The Acwa Power consortium had been selected as the preferred bidder for the 2,060MW IPP in January, and signed the PPA with SEC on 30 November. The PPA has created the Al-Mourjan for Electricity Production Company to operate the Rabigh 2 plant, with SEC and the winning consortium holding a share of 50 per cent each.
As part of the Acwa consortium, South Koreas Samsung C&T has been awarded the engineering, procurement and construction (EPC) contract to build the power plant. The combined-cycle, gas-fired plant will be located in Rabigh on the western coast of Saudi Arabia, 150 kilometres north of Jeddah.
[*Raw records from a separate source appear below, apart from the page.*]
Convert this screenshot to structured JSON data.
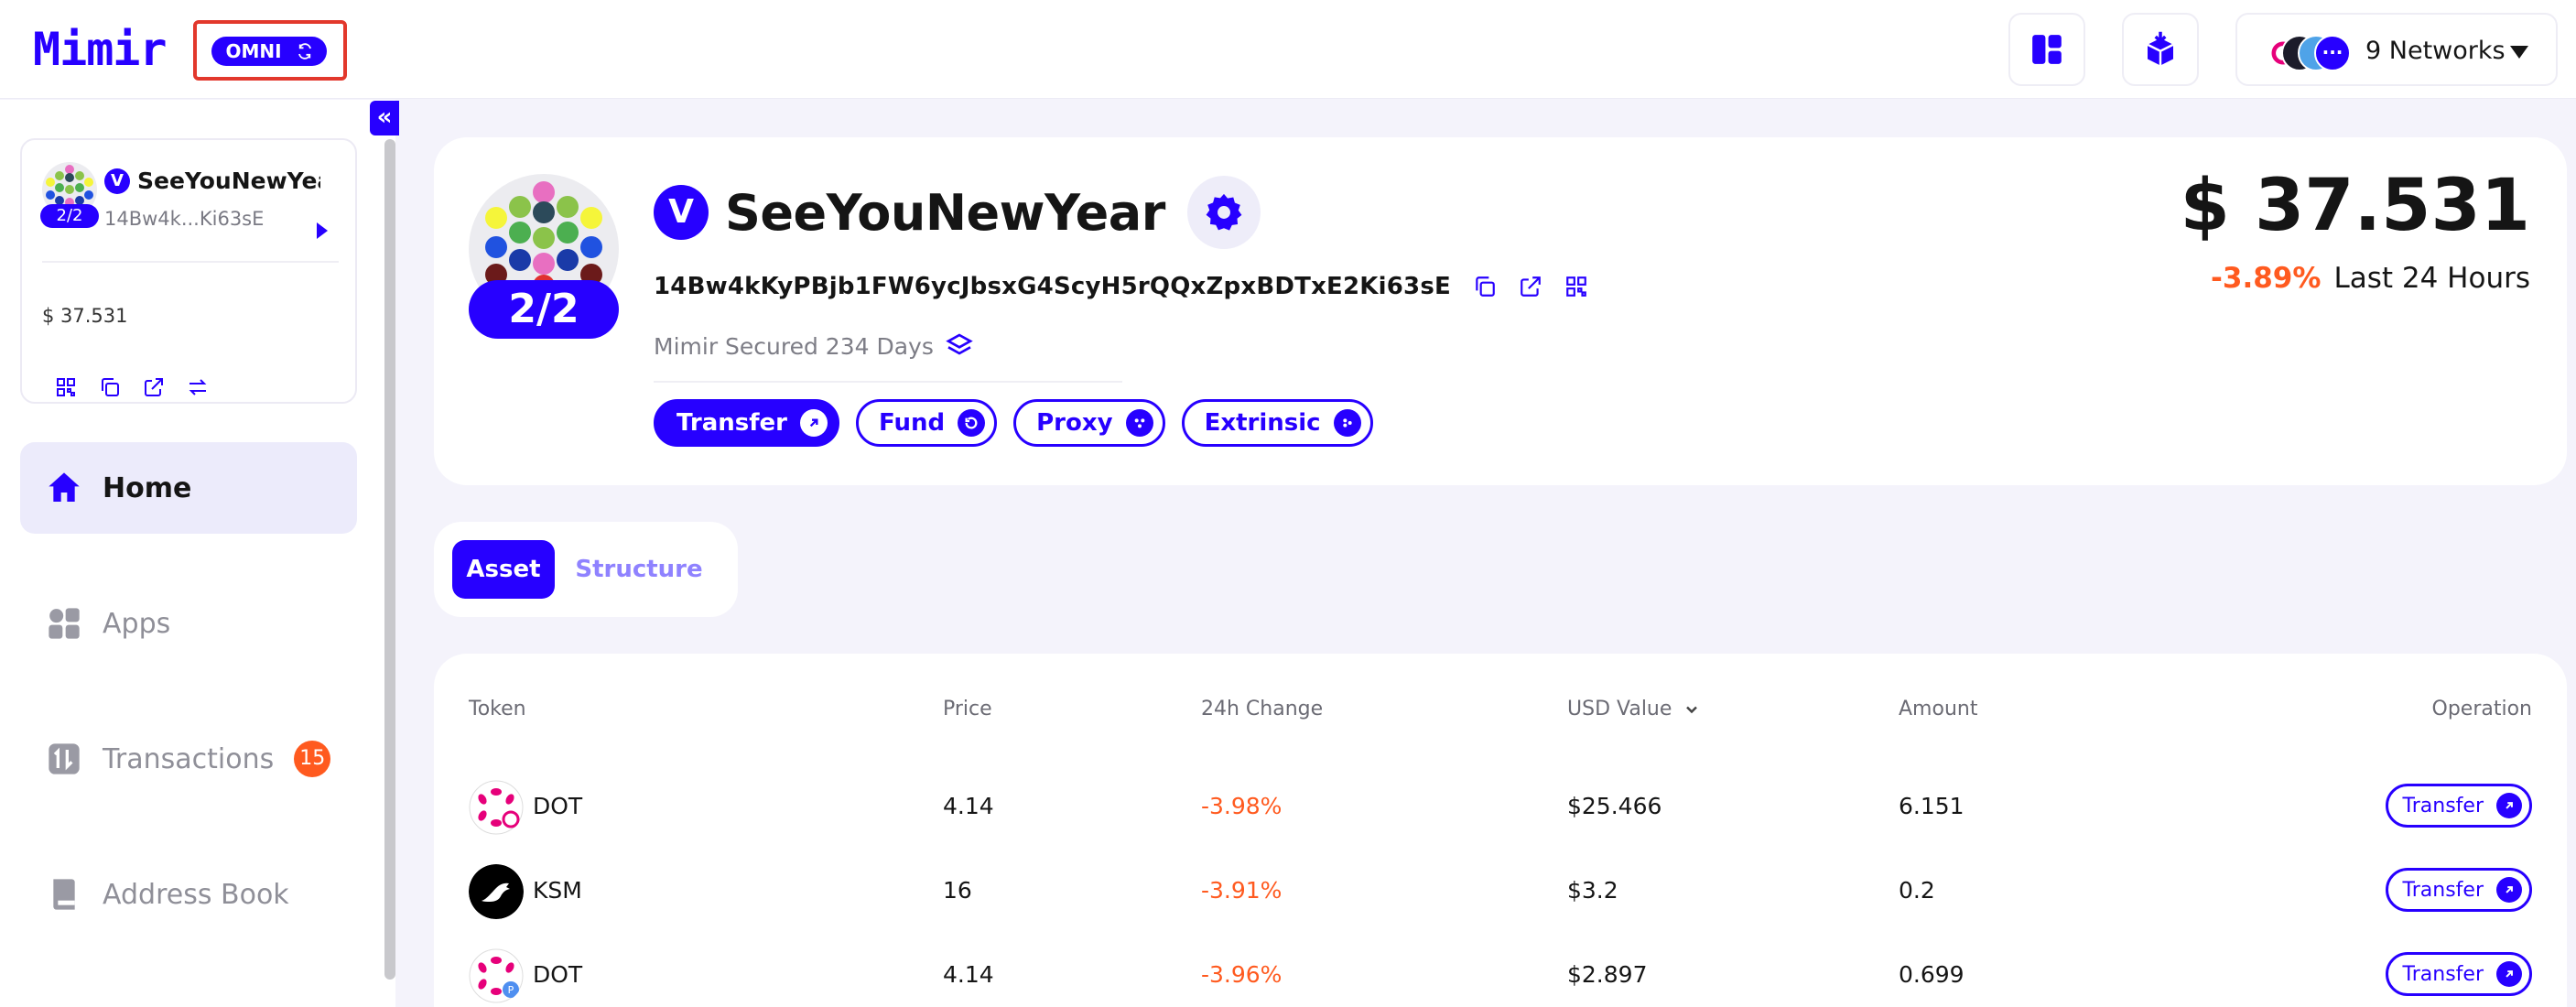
{
  "header": {
    "logo": "Mimir",
    "omni_label": "OMNI",
    "networks_label": "9 Networks"
  },
  "sidebar": {
    "account": {
      "name": "SeeYouNewYear",
      "address_short": "14Bw4k...Ki63sE",
      "threshold": "2/2",
      "verified_mark": "V",
      "balance": "$ 37.531"
    },
    "nav": [
      {
        "label": "Home",
        "icon": "home-icon",
        "active": true
      },
      {
        "label": "Apps",
        "icon": "apps-icon",
        "active": false
      },
      {
        "label": "Transactions",
        "icon": "transactions-icon",
        "active": false,
        "badge": "15"
      },
      {
        "label": "Address Book",
        "icon": "address-book-icon",
        "active": false
      }
    ]
  },
  "profile": {
    "name": "SeeYouNewYear",
    "verified_mark": "V",
    "threshold": "2/2",
    "address": "14Bw4kKyPBjb1FW6ycJbsxG4ScyH5rQQxZpxBDTxE2Ki63sE",
    "secured_text": "Mimir Secured 234 Days",
    "balance": "$ 37.531",
    "change_pct": "-3.89%",
    "change_period": "Last 24 Hours",
    "actions": [
      "Transfer",
      "Fund",
      "Proxy",
      "Extrinsic"
    ]
  },
  "tabs": [
    "Asset",
    "Structure"
  ],
  "table": {
    "headers": {
      "token": "Token",
      "price": "Price",
      "change": "24h Change",
      "usd": "USD Value",
      "amount": "Amount",
      "operation": "Operation"
    },
    "rows": [
      {
        "token": "DOT",
        "price": "4.14",
        "change": "-3.98%",
        "usd": "$25.466",
        "amount": "6.151",
        "action": "Transfer"
      },
      {
        "token": "KSM",
        "price": "16",
        "change": "-3.91%",
        "usd": "$3.2",
        "amount": "0.2",
        "action": "Transfer"
      },
      {
        "token": "DOT",
        "price": "4.14",
        "change": "-3.96%",
        "usd": "$2.897",
        "amount": "0.699",
        "action": "Transfer"
      }
    ]
  },
  "colors": {
    "brand": "#2700ff",
    "negative": "#ff5a1f",
    "highlight_box": "#e2382c"
  }
}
The signing of the PPA marks the end of a protracted tender and negotiation period for the power project, following the selection of Acwa as preferred bidder at the beginning of the year. In April, SEC announced it was changing the configuration of the Rabigh 2 plant from oil to gas, as a result of state oil company Saudi Aramcos plans to limit the supply of oil to future domestic power plants.
Following the decision to change the configuration of the plant, SEC had initially planned to retender the Rabigh 2 IPP. However, the state utility subsequently decided to scrap the rebid and continue negotiations with Acwa Power to develop the project as a gas-fired plant.
The Rabigh 2 IPP will form part of the kingdoms efforts to boost generating capacity in the coming years to cope with the expected rise in demand. In its 2012 annual report, SEC forecasts that peak demand will grow from the 51,900MW recorded in 2012 to 85,000MW in 2020 and 120,000MW by 2030.